Martial est un métis au visage brun dont le père est martiniquais. Il est gay et se lie parfois à des Blancs aisés, pour de l’argent et du rêve. En 1992, à 24 ans, il apprend qu’il est contaminé par le virus du sida. Je venais de faire sa connaissance peu avant. Il meurt en 2010, à 42 ans. Selon les médecins, c’est le sida qui l’a emporté. Mais est-ce là une explication suffisante ? Sous l’attrait qu’il exerçait, enjoué ou songeur, pouvait surgir de la rage et l’envie de tuer. Les liens ordinaires sombraient. Type odieux ou mal dans sa peau, individu immature, schizophrène étaient des termes employés, « rebut de la société », disait-il de lui.
Peut-on mener une sociologie de la folie ou de la colère ? Peut-on comprendre les ressorts intimes d’un rejet de la société grâce aux outils de la sociologie ? En utilisant comme source principale les cahiers rédigés pendant des années par Martial et les moments partagés avec lui, le sociologue Daniel Bizeul rend compte de l’homme qu’il a aimé, avant de se rendre en Martinique pour retracer des moments de son enfance.

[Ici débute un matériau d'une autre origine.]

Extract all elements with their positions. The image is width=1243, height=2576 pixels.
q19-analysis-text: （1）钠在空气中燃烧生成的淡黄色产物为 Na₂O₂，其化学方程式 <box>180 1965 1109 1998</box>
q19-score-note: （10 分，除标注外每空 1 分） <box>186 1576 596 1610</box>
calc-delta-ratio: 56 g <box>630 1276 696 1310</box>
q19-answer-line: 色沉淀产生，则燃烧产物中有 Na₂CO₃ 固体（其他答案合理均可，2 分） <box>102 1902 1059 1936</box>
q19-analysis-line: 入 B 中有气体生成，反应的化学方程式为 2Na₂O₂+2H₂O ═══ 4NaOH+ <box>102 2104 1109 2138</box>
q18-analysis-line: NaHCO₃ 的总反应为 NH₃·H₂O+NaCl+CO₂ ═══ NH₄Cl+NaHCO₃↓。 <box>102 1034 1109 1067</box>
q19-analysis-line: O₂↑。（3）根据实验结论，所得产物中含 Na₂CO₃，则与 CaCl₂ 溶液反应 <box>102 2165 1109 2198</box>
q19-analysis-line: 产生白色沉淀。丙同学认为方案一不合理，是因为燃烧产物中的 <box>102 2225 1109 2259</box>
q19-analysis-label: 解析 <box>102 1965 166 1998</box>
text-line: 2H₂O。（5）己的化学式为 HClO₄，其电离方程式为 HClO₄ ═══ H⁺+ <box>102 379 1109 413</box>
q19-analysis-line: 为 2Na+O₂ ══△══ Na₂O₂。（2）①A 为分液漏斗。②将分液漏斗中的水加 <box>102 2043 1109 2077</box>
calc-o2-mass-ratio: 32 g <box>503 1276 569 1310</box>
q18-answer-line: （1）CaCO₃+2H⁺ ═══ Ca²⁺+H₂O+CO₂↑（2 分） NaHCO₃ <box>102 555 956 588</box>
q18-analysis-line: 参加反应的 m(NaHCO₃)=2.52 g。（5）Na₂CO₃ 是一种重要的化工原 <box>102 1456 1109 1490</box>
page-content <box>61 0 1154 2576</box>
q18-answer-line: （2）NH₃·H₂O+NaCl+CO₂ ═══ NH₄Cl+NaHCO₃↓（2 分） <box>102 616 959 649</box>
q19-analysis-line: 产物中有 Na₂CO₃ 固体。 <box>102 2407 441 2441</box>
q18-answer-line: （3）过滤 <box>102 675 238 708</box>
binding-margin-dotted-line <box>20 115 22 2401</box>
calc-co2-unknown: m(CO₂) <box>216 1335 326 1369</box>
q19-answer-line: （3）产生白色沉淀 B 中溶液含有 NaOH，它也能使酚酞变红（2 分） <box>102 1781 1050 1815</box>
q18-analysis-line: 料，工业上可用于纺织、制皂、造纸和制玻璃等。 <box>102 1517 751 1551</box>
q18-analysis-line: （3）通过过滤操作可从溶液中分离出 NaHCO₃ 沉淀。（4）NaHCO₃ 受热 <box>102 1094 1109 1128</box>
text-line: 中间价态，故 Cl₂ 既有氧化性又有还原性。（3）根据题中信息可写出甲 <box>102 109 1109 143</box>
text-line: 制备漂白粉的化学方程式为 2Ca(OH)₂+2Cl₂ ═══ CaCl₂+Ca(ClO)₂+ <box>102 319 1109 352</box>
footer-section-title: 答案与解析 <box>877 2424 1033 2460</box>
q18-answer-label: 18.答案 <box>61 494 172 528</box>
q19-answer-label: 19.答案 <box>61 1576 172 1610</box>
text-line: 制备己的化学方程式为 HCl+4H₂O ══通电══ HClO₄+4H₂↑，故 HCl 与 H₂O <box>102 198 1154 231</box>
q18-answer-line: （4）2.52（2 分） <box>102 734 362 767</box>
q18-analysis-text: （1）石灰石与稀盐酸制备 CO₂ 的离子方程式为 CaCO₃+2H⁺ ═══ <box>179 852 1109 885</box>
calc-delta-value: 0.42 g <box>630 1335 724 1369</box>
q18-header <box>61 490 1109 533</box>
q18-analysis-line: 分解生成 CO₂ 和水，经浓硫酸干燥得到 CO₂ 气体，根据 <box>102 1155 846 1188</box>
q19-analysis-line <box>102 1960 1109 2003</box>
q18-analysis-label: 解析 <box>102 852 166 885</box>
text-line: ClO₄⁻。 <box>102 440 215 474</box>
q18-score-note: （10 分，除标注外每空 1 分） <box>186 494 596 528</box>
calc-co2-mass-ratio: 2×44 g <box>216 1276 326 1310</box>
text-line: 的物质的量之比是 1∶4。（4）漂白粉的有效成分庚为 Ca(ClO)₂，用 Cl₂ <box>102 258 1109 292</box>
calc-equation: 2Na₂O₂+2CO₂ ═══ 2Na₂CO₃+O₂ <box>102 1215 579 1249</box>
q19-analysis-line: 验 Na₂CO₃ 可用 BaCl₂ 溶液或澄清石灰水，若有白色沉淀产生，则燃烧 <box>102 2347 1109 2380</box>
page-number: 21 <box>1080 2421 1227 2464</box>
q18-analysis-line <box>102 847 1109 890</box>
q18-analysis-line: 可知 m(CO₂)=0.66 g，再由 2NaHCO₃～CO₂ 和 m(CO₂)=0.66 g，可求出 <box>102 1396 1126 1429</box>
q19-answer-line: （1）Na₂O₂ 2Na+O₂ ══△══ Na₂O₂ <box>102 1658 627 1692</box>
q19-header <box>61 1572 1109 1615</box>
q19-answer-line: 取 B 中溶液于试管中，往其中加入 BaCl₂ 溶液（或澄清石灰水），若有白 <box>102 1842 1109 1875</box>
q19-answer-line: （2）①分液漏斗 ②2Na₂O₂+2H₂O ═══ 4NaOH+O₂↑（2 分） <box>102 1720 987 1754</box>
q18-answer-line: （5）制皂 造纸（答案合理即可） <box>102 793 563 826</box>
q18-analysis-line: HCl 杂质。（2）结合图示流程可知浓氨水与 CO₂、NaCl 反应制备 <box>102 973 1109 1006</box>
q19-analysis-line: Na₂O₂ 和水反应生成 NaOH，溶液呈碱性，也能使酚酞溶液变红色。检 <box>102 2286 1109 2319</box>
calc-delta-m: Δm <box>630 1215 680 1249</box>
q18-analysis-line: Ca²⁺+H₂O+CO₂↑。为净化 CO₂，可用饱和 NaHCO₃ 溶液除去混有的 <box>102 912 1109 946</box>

À travers la vie reconstituée de Martial, ce sont des franges très marginalisées des classes populaires et leur rapport décousu à l’engagement politique (notamment à travers un épisode de radicalisation islamiste) que l’on apprend à mieux comprendre. Martial ne fait pas partie des figures ouvrières classiques sur lesquelles repose une partie de l’imagerie politique, mais du monde des exclus qui enchaînent petits boulots et moments de précarité extrême, prostitution et vie dans la rue.